Dragon riders replace aircraft, Behemoths replace tanks, East and West have been transposed, Eurasia has been moved to the Southern hemisphere so that Scandinavia becomes equatorial, and names and superficial national characteristics have all been changed. But this is real history, not alternative history. Again and again the terrible events of the book are based on real historical incidents.
Some of the changes to racial characteristics are impishly amusing, such as the fact that the people who correspond to the Finns live in an equatorial climate and look like Zulus, while the Saraha Desert becomes "the land of the Ice people," the Gyongyosian people who correspond to the Japanese are physically large, and the Kuusamans who correspond to Americans have epicanthic folds.
Other changes are rather more biting - the "Kaunians" who correspond to Jews are tall, blue-eyed, and blonde.
What Turtledove appears to be trying to do with this series is to study how different people responded to a time of great evil. Some people were sucked into taking part in that evil, some fought against it, others just tried to live through it. The changes to the names and characteristics of the participants seem to be intended to give the reader an opportunity to leave behind some of our emotional baggage about the holocaust so that we can try, not to justify the wrongs which people did in terrible times, but to understand how it could have happened.
All but two or three of the characters in the first few books books are fictional - Hitler is King Mezentio of Algarve, Stalin is King Swemmel of Unkerlant, and Marshal Rathar gradually morphs into Zhukov. This actually makes the story more exiting, as the characters are presented well enough that you care about them: we all know how World War II turned out but the readers has no such certainty about the fate of the fictional characters.
The six books of the series each corresponds very roughly indeed to about a year's real historical events. The first book, "Into the Darkness", mostly covers events corresponding to those between the start of the fighting when Hitler invaded Poland to the fall of France in 1940: the last few pages of the book are mostly filler taking the story up to set the scene for Operation Barbarossa, Hitler's attack on Russia in 1941, which is covered in the second book, "Darkness Descending."

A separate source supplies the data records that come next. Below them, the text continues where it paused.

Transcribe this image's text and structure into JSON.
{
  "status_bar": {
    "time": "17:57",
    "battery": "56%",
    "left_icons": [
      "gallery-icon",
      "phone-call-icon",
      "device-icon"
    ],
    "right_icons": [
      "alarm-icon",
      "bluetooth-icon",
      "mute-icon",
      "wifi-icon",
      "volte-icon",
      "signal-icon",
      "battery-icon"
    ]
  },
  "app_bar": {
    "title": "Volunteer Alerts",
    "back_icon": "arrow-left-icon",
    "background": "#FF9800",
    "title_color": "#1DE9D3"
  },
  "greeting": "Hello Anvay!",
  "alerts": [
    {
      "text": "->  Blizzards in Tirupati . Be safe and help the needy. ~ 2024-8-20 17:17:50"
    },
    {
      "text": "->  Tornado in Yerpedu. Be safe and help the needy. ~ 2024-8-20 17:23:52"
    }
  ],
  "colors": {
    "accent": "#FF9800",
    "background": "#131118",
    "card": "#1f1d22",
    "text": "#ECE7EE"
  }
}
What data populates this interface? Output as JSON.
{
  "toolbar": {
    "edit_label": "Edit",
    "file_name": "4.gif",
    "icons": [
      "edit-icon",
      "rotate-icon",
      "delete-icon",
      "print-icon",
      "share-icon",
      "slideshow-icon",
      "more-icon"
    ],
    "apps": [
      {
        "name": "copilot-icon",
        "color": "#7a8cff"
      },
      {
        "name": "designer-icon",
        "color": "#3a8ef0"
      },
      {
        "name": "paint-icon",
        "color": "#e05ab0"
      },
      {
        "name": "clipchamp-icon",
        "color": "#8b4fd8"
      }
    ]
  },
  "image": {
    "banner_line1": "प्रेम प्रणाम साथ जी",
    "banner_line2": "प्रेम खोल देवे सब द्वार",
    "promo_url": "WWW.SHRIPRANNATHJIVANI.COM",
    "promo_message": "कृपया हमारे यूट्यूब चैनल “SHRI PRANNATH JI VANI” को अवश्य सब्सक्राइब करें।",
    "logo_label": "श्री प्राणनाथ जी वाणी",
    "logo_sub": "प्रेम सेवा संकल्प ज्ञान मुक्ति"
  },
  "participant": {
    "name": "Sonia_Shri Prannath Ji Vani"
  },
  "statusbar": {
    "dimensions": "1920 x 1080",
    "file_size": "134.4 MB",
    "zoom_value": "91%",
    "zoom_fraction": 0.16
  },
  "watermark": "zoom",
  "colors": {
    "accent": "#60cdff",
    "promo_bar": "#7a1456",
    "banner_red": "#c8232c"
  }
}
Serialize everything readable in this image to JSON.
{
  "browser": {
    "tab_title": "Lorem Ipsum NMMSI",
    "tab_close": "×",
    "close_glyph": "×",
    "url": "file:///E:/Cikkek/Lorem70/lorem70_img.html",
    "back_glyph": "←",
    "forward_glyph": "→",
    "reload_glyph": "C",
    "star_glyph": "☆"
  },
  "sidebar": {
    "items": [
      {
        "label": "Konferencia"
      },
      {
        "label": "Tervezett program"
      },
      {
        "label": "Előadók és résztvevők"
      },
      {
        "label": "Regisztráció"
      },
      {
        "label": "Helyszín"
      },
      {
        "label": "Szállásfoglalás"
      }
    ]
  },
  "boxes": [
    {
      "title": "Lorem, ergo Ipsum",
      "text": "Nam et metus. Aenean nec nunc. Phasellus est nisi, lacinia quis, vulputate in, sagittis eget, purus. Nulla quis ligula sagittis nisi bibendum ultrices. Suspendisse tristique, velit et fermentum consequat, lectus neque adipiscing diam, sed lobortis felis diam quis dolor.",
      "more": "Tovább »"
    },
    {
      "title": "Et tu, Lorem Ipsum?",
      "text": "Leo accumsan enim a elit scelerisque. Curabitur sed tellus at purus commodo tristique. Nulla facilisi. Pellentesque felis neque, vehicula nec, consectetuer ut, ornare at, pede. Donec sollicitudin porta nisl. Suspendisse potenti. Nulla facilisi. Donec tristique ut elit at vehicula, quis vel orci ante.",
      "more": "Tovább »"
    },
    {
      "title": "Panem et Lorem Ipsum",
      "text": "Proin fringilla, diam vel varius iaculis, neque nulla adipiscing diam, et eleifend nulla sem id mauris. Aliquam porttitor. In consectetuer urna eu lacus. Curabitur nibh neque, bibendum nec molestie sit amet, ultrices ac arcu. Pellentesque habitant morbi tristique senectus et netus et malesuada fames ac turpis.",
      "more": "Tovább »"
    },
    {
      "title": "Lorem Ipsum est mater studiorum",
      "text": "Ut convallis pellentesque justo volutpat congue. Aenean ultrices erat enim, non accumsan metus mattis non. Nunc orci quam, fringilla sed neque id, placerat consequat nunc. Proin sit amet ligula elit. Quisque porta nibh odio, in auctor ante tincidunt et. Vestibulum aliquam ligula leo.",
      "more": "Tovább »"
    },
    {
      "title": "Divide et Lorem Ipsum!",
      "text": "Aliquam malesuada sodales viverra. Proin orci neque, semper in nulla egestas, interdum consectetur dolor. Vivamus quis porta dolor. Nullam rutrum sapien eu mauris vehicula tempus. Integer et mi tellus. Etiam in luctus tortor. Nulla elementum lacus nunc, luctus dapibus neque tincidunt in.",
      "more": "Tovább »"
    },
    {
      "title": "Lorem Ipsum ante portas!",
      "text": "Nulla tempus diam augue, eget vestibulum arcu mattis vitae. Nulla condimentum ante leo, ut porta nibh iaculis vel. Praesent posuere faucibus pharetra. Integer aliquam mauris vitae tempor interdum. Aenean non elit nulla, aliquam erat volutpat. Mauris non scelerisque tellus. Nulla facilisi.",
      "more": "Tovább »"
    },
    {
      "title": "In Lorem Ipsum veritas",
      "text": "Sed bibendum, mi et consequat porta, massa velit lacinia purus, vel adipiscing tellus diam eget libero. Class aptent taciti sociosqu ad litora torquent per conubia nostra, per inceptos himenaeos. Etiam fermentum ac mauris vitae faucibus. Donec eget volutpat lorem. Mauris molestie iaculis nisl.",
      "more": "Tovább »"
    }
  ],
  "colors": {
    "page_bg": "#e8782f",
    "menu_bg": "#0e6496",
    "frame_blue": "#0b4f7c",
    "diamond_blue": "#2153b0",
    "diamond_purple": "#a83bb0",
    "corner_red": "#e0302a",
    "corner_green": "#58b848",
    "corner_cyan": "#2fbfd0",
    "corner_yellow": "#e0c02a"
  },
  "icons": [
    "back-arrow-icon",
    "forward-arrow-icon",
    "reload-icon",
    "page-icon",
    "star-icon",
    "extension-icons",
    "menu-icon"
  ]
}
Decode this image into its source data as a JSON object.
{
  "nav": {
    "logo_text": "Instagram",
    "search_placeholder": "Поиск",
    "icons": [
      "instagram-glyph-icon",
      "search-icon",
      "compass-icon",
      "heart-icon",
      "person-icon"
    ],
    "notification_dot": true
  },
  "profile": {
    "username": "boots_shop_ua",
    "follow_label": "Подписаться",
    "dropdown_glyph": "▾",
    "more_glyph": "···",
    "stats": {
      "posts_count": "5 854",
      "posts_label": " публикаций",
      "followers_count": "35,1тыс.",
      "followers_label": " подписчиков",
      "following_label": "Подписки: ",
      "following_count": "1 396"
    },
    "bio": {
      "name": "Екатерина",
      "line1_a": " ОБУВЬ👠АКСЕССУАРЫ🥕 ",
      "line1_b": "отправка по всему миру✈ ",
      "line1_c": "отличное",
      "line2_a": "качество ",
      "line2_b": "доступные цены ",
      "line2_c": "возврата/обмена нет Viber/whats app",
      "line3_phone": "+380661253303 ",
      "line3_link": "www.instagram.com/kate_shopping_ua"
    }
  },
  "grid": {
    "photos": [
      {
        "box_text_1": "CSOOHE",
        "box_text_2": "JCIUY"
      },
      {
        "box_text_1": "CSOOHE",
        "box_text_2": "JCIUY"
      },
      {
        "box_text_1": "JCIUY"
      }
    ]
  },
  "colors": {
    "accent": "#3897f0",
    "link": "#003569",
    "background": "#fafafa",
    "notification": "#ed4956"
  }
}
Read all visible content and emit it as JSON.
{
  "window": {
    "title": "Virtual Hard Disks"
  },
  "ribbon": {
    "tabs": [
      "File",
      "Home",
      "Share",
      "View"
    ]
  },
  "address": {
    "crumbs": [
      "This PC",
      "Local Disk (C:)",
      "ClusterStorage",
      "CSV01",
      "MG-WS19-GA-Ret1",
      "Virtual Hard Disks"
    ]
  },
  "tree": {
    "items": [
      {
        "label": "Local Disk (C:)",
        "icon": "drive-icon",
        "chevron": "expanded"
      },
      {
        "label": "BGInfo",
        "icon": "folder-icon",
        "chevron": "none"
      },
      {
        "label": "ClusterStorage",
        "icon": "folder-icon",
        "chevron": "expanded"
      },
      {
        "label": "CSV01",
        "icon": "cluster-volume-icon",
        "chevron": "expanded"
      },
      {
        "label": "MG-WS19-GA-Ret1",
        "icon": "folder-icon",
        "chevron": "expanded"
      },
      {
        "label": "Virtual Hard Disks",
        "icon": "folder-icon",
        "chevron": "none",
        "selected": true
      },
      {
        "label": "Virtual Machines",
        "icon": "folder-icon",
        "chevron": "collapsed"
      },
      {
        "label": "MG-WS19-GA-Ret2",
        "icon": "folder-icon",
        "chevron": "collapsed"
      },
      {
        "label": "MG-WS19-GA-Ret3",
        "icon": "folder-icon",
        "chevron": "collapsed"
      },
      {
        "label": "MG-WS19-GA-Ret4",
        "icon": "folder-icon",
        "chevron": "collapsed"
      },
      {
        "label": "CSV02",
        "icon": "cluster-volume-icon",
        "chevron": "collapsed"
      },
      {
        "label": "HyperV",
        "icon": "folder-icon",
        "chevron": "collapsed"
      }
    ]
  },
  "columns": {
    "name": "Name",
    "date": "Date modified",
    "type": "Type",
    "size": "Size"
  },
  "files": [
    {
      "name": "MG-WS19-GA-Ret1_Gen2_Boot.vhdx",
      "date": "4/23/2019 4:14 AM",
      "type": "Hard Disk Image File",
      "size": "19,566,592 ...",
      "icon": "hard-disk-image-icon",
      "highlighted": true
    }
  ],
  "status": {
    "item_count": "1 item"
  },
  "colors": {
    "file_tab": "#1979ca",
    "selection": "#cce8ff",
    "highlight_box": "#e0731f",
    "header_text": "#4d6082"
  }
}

The series is best read in the correct sequence. All the books of this series have the word "Darkness" in the title, but the publishers refer to it as the "Derlavi" series, this being the name given in the books for the great continent which corresponds to Eurasia. It is sometimes also described as the "World at War" sequence. The full set of six books in their correct order is:
"Into the Darkness"
"Darkness Descending"
"Through the Darkness"
"Rulers of the Darkness"
"Jaws of Darkness"
"Out of the Darkness".
Bottom line: the mood is as black as the titles indicate, but the series is a very exciting read.